France, who honors and protects her artists, does her best to make such suicides of comparatively successful men impossible. Such completely noncommercial artists as Henri Matisse and Pablo Picasso have incomes not unbecoming bankers, and it is not entirely due to the direct sale of pictures. The law protecting the rights of artists in France will be eleven years old this week.

When an author writes a book or a musician composes an opera, the civilized world has agreed that their interests in those properties do not cease with the first sale. In the U. S. they and their heirs may collect royalties for 28 years with the option of renewing the copyright for an additional 28 years.
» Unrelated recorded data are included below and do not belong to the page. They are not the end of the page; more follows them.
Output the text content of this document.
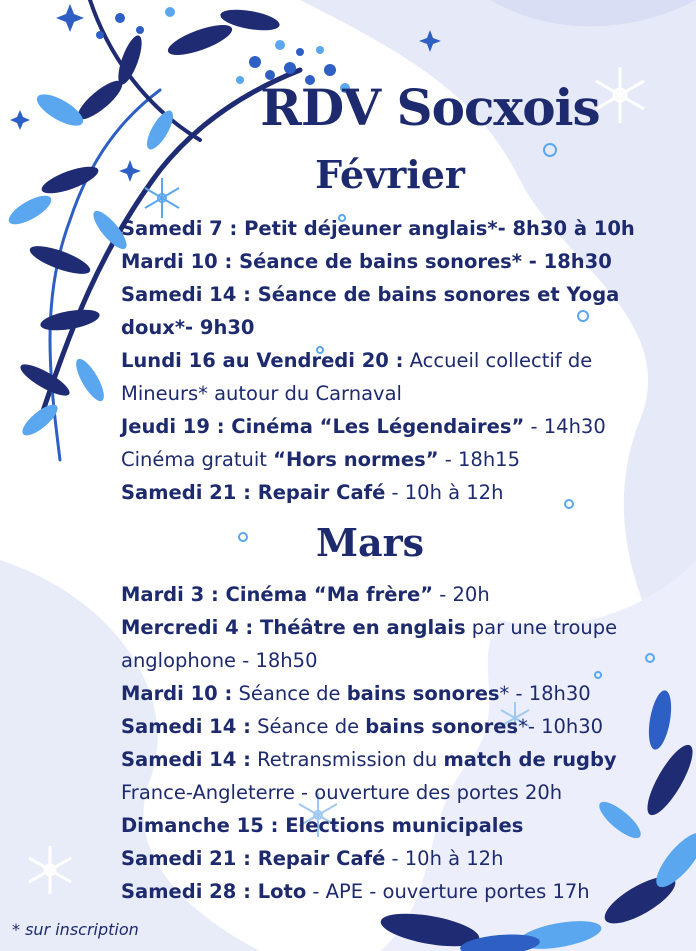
RDV Socxois
Février
Samedi 7 : Petit déjeuner anglais*- 8h30 à 10h
Mardi 10 : Séance de bains sonores* - 18h30
Samedi 14 : Séance de bains sonores et Yoga doux*- 9h30
Lundi 16 au Vendredi 20 : Accueil collectif de Mineurs* autour du Carnaval
Jeudi 19 : Cinéma “Les Légendaires” - 14h30
Cinéma gratuit “Hors normes” - 18h15
Samedi 21 : Repair Café - 10h à 12h
Mars
Mardi 3 : Cinéma “Ma frère” - 20h
Mercredi 4 : Théâtre en anglais par une troupe anglophone - 18h50
Mardi 10 : Séance de bains sonores* - 18h30
Samedi 14 : Séance de bains sonores*- 10h30
Samedi 14 : Retransmission du match de rugby France-Angleterre - ouverture des portes 20h
Dimanche 15 : Elections municipales
Samedi 21 : Repair Café - 10h à 12h
Samedi 28 : Loto - APE - ouverture portes 17h

* sur inscription
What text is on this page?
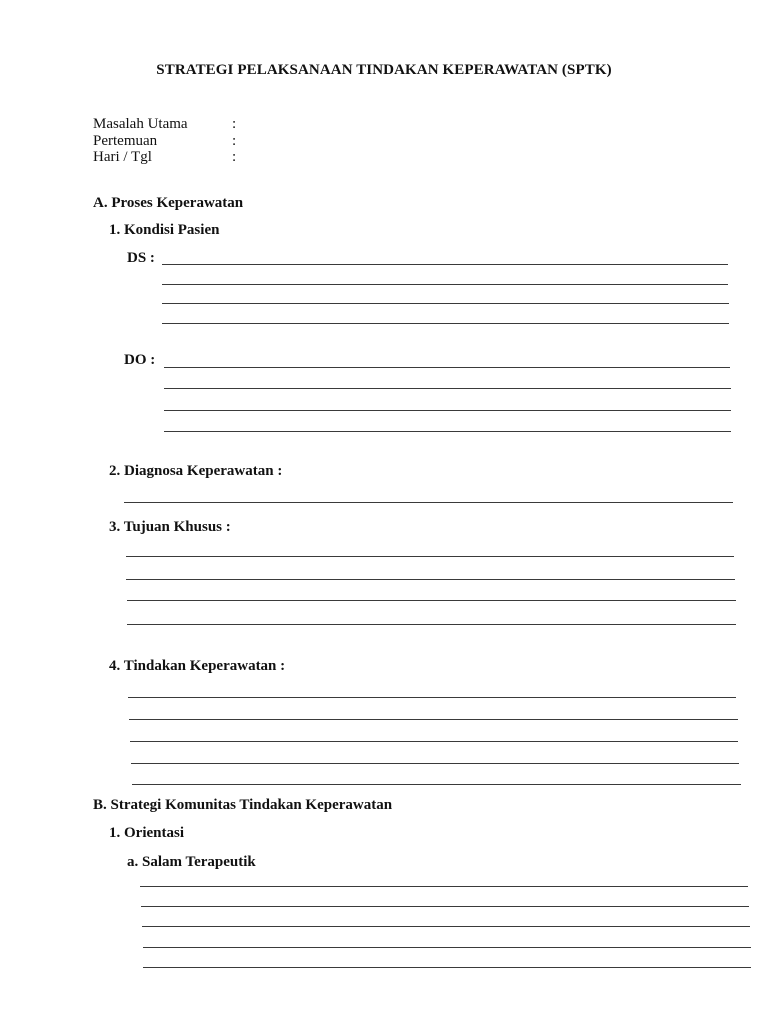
STRATEGI PELAKSANAAN TINDAKAN KEPERAWATAN (SPTK)
Masalah Utama	:
Pertemuan	:
Hari / Tgl	:
A. Proses Keperawatan
1. Kondisi Pasien
DS :
DO :
2. Diagnosa Keperawatan :
3. Tujuan Khusus :
4. Tindakan Keperawatan :
B. Strategi Komunitas Tindakan Keperawatan
1. Orientasi
a. Salam Terapeutik
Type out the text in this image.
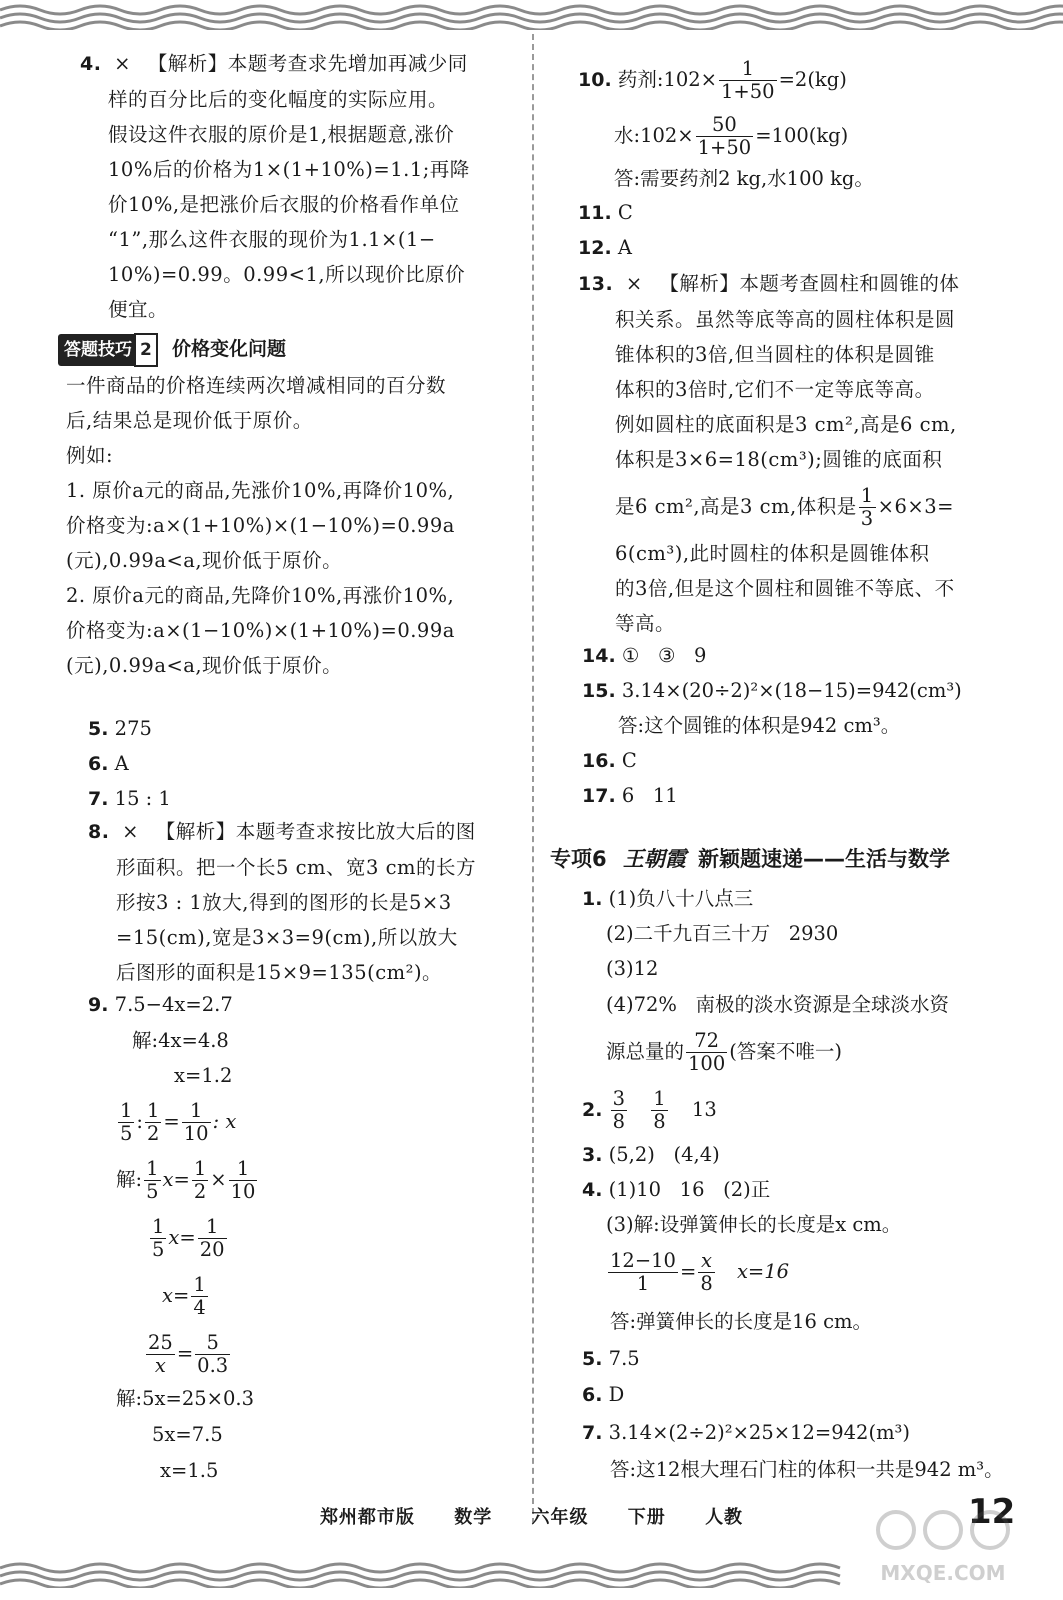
4. × 【解析】本题考查求先增加再减少同
样的百分比后的变化幅度的实际应用。
假设这件衣服的原价是1,根据题意,涨价
10%后的价格为1×(1+10%)=1.1;再降
价10%,是把涨价后衣服的价格看作单位
“1”,那么这件衣服的现价为1.1×(1−
10%)=0.99。0.99<1,所以现价比原价
便宜。
答题技巧 2 价格变化问题
一件商品的价格连续两次增减相同的百分数
后,结果总是现价低于原价。
例如:
1. 原价a元的商品,先涨价10%,再降价10%,
价格变为:a×(1+10%)×(1−10%)=0.99a
(元),0.99a<a,现价低于原价。
2. 原价a元的商品,先降价10%,再涨价10%,
价格变为:a×(1−10%)×(1+10%)=0.99a
(元),0.99a<a,现价低于原价。
5. 275
6. A
7. 15 : 1
8. × 【解析】本题考查求按比放大后的图
形面积。把一个长5 cm、宽3 cm的长方
形按3 : 1放大,得到的图形的长是5×3
=15(cm),宽是3×3=9(cm),所以放大
后图形的面积是15×9=135(cm²)。
9. 7.5−4x=2.7
解:4x=4.8
x=1.2
$\frac{1}{5}$ : $\frac{1}{2} = \frac{1}{10}$ : x
解: $\frac{1}{5} x= \frac{1}{2} \times \frac{1}{10}$
$\frac{1}{5} x= \frac{1}{20}$
$x= \frac{1}{4}$
$\frac{25}{x} = \frac{5}{0.3}$
解:5x=25×0.3
5x=7.5
x=1.5
10. 药剂:102× $\frac{1}{1+50} =2(kg)$
水:102× $\frac{50}{1+50} =100(kg)$
答:需要药剂2 kg,水100 kg。
11. C
12. A
13. × 【解析】本题考查圆柱和圆锥的体
积关系。虽然等底等高的圆柱体积是圆
锥体积的3倍,但当圆柱的体积是圆锥
体积的3倍时,它们不一定等底等高。
例如圆柱的底面积是3 cm²,高是6 cm,
体积是3×6=18(cm³);圆锥的底面积
是6 cm²,高是3 cm,体积是 $\frac{1}{3} \times 6\times 3=$
6(cm³),此时圆柱的体积是圆锥体积
的3倍,但是这个圆柱和圆锥不等底、不
等高。
14. ①   ③   9
15. 3.14×(20÷2)²×(18−15)=942(cm³)
答:这个圆锥的体积是942 cm³。
16. C
17. 6   11
专项6 王朝霞 新颖题速递——生活与数学
1. (1)负八十八点三
(2)二千九百三十万   2930
(3)12
(4)72%   南极的淡水资源是全球淡水资
源总量的 $\frac{72}{100}$ (答案不唯一)
2. $\frac{3}{8}$
$\frac{1}{8} 13$
3. (5,2)   (4,4)
4. (1)10   16   (2)正
(3)解:设弹簧伸长的长度是x cm。
$\frac{12-10}{1} = \frac{x}{8} x=16$
答:弹簧伸长的长度是16 cm。
5. 7.5
6. D
7. 3.14×(2÷2)²×25×12=942(m³)
答:这12根大理石门柱的体积一共是942 m³。
郑州都市版 数学 六年级 下册 人教	12
MXQE.COM
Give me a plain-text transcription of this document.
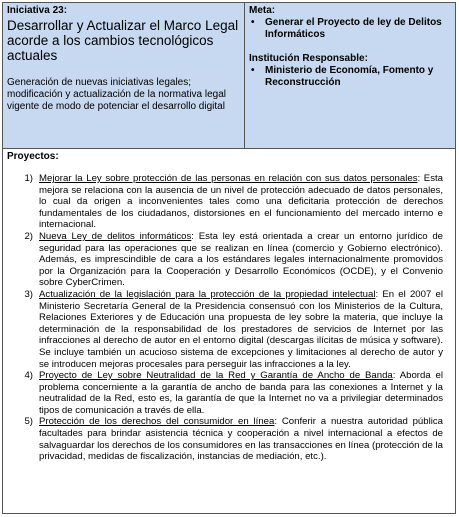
Iniciativa 23:
Desarrollar y Actualizar el Marco Legal acorde a los cambios tecnológicos actuales
Generación de nuevas iniciativas legales; modificación y actualización de la normativa legal vigente de modo de potenciar el desarrollo digital
Meta:
• Generar el Proyecto de ley de Delitos Informáticos
Institución Responsable:
• Ministerio de Economía, Fomento y Reconstrucción
Proyectos:
1) Mejorar la Ley sobre protección de las personas en relación con sus datos personales: Esta mejora se relaciona con la ausencia de un nivel de protección adecuado de datos personales, lo cual da origen a inconvenientes tales como una deficitaria protección de derechos fundamentales de los ciudadanos, distorsiones en el funcionamiento del mercado interno e internacional.
2) Nueva Ley de delitos informáticos: Esta ley está orientada a crear un entorno jurídico de seguridad para las operaciones que se realizan en línea (comercio y Gobierno electrónico). Además, es imprescindible de cara a los estándares legales internacionalmente promovidos por la Organización para la Cooperación y Desarrollo Económicos (OCDE), y el Convenio sobre CyberCrimen.
3) Actualización de la legislación para la protección de la propiedad intelectual: En el 2007 el Ministerio Secretaría General de la Presidencia consensuó con los Ministerios de la Cultura, Relaciones Exteriores y de Educación una propuesta de ley sobre la materia, que incluye la determinación de la responsabilidad de los prestadores de servicios de Internet por las infracciones al derecho de autor en el entorno digital (descargas ilícitas de música y software). Se incluye también un acucioso sistema de excepciones y limitaciones al derecho de autor y se introducen mejoras procesales para perseguir las infracciones a la ley.
4) Proyecto de Ley sobre Neutralidad de la Red y Garantía de Ancho de Banda: Aborda el problema concerniente a la garantía de ancho de banda para las conexiones a Internet y la neutralidad de la Red, esto es, la garantía de que la Internet no va a privilegiar determinados tipos de comunicación a través de ella.
5) Protección de los derechos del consumidor en línea: Conferir a nuestra autoridad pública facultades para brindar asistencia técnica y cooperación a nivel internacional a efectos de salvaguardar los derechos de los consumidores en las transacciones en línea (protección de la privacidad, medidas de fiscalización, instancias de mediación, etc.).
On July 20, 1920 the French Chamber of Deputies passed a law known as the droit de suite (literally, “right of following”) which attempts to do for the original works of a painter or sculptor what copyright laws do for the other arts.* By it at every public sale of a work of art. a French artist or his heirs collect royalties of 1% for sales of 1,000 to 10,000 francs, 1½% for sales between 10,000 and 20,000 francs, 2% for sales between 20,000 and 50,000 francs, and 3% for everything higher.

In order to protect an artist’s heirs the droit de suite is obligatory, though it does not apply to private sales between artist and client. The law is effective for 50 years after the death of the artist. Both artists and collectors applaud it.

In the U. S. where living is high, artists’ materials expensive, even an unknown artist must charge a very high price for every original work of art if he is to live. In France under the droit de suite, an artist can afford to sell a painting for $10, or even give it away.

The droit de suite occasionally rights wrongs. In 1926 The Sleeping Gypsy by Henri Rousseau, who died in poverty, fetched 420,000 francs ($16,800) at a Paris auction. Rousseau’s sister, a Mme Bernard, sued the original owner, M. Eichenberger, for her 3% ($504) which he refused to pay on the grounds that it was not a real sale. His own agents had bid the picture in at the reserve price of 420,000 fr. when it was not exceeded. In court, Mme Bernard won her $504.